BACKGROUND


“An international movement for developing human rights culture around the world through academic excellence, technology and artificial intelligence.”

In 2010, the 1st International Conference on Human Rights Education (ICHRE) was held in Western Sydney University, Australia. The conference examined the contribution of human rights education (HRE) to furthering democracy, the rule of law, justice, and intercultural dialogue and social harmony. This initiative has since evolved into a global grassroots movement with annual international HRE conferences held in South Africa, Poland, Taiwan, USA, the Netherlands, Chile, Canada and Australia.

At the concluding session of the 9th ICHRE in Sydney it was unanimously agreed that the venue for the next ICHRE should be Nepal. This was endorsed by the Sydney Declaration adopted at the end of the event by all participants. The delegates from Nepal participating at the WSU conference hall welcomed the idea and announced, in the midst of the applauding crowd of nearly 350 participants from over 50 countries, that Nepal would be looking forward to welcoming all in Kathmandu at the 10th ICHRE.

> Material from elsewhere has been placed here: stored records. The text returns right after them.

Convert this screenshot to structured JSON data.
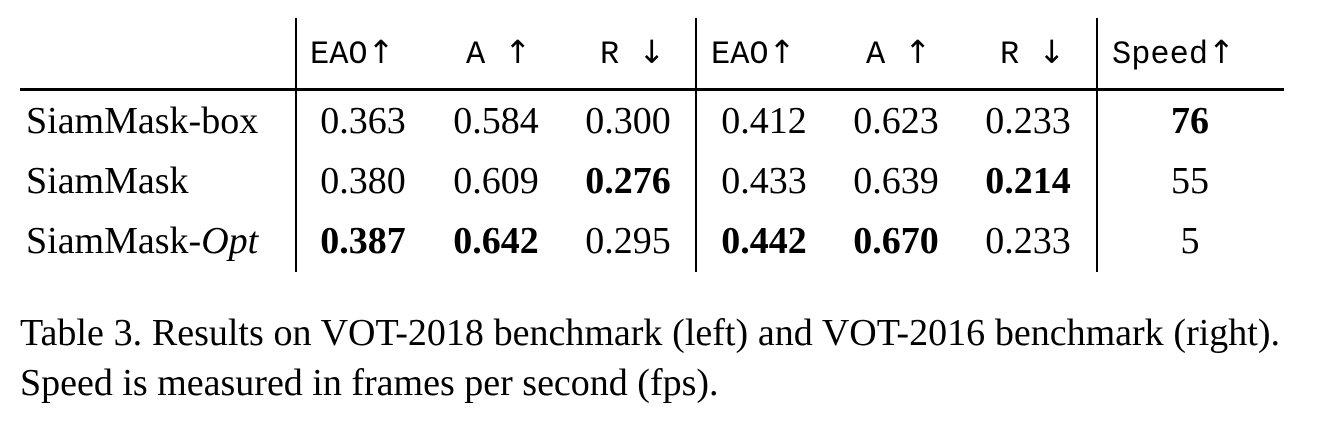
{
  "table": {
    "headers": [
      "EAO",
      "A",
      "R",
      "EAO",
      "A",
      "R",
      "Speed"
    ],
    "header_arrows": [
      "↑",
      "↑",
      "↓",
      "↑",
      "↑",
      "↓",
      "↑"
    ],
    "rows": [
      {
        "label_main": "SiamMask-box",
        "label_italic": "",
        "values": [
          "0.363",
          "0.584",
          "0.300",
          "0.412",
          "0.623",
          "0.233",
          "76"
        ],
        "bold": [
          false,
          false,
          false,
          false,
          false,
          false,
          true
        ]
      },
      {
        "label_main": "SiamMask",
        "label_italic": "",
        "values": [
          "0.380",
          "0.609",
          "0.276",
          "0.433",
          "0.639",
          "0.214",
          "55"
        ],
        "bold": [
          false,
          false,
          true,
          false,
          false,
          true,
          false
        ]
      },
      {
        "label_main": "SiamMask-",
        "label_italic": "Opt",
        "values": [
          "0.387",
          "0.642",
          "0.295",
          "0.442",
          "0.670",
          "0.233",
          "5"
        ],
        "bold": [
          true,
          true,
          false,
          true,
          true,
          false,
          false
        ]
      }
    ]
  },
  "caption": "Table 3. Results on VOT-2018 benchmark (left) and VOT-2016 benchmark (right). Speed is measured in frames per second (fps)."
}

Following a few rounds of high level meetings at Kathmandu University in Nepal and with the visiting delegates from Western Sydney University led by Pro-Vice Chancellor Linda Taylor, it was agreed that the 10th ICHRE be organized by KU in collaborative partnership with WSU in cooperation with the Government of Nepal and other national and international partners including civil society groups and academic institutions. Kathmandu University in joint collaboration with Western Sydney University and with support of Australian Council for Human Rights Education is taking this opportunity to offer 10th ICHRE as an appropriate forum to enhance human rights culture through academic excellence and solidarity. Added to it would be an ideal blend of technology, artificial intelligence and rights in academic and humanitarian dialogues and deliberations.


AIM


The 10th International Conference on Human Rights Education coincides on the eve of Human Rights Day and also Visit Nepal Year 2020.

Much work has already been done to expand, diversify and improve knowledge and education about these principles and practices of human rights globally in the larger interest of humanity through ‘rule of law’ and ‘larger freedom from fear, want and security’. But there is still much work to be done and embed these principles into everyday thinking where they can underpin civil society and the underprivileged community. Academia is hitherto ignored and underused.

Hence, in this conference, along with other important issues we look forward to explore the potential of: Human Rights in Academic Excellence, Technology and Artificial Intelligence.


GOAL


As a whole, the Conference will help the Nepali society, and other participating countries and institutions, to internalise the values of human rights in fast growing technology and environmental challenges, while providing the international community a better understanding of global efforts and commitments towards protection and promotion of human rights, and work together to counter the new challenges through promotion of human rights education. The expectation is that the Conference will play its part not only in helping Nepal to set an example to evolve a human rights friendly stable democracy under the rule of law and due process, which will in turn help other participating scholars share their experiences in promoting human rights, economic growth and social justice in other developing societies. It is in fact a partnership building exercise through human rights education.


OBJECTIVES


The Constitution of Nepal promulgated in 2015 expresses commitments to all major international human rights treaties and gives high importance to the protection and promotion of human rights in the new federal system and democratic environment. This conference with diverse national and international participation has been planned for two-day long humanitarian exercise on 11- 12 December 2019, which will (a) take up the flavour of global solidarity in fostering a new human rights culture, (b) be an assembly of human rights friendly people of different nationalities coming from different social and cultural backgrounds, and (c) be a conclave for working together and creating networks for a common humanitarian cause.

In this new world of opportunities and technological development, educational institutions of the developing world have a greater role to play in maximizing the use of national capacity, resources and advantages, from human rights perspective. The ICHRE 2019 will be a unique forum to offer added opportunities for all to benefit from enrichment of human rights knowledge and sharing of experiences.


THEMES


The main theme of the 10th International Conference on Human Rights Education, is:

“Human Rights in Academic Excellence, Technology and Artificial Intelligence”.
Other important areas that will be covered as subthemes in line with the main theme include:


PROGRAM AND OUTCOME


Program:

The Conference invites international participation seeking the attendance of educationists, academics, political representatives, analysts, bureaucrats, economists, international organizations, educational institutions, national human rights institutions, civil society organizations (CSOs) and leaders, medias and activists from Nepal, Asia and overseas. The Conference will be organised in Kathmandu from 11-12 December 2019

The conference will hold different plenary and thematic sessions, focal group discussions, working sessions and paper presentations (including the inaugural session on the morning of 11th December). Kathmandu University and Western Sydney University will jointly launch “International Centre for Human Rights”, and at the end the conference will adopt Kathmandu Declaration on HRE. Not counting the opening plenary, which will have a large number of additional invitees as audience, the Conference organisers are planning for about 200 participants for regular thematic sessions. Besides invited panelists, the Conference also welcomes independent scholars and interested individuals for participation. An excellent edited volume of human rights literature is expected to emerge from the Conference deliberations.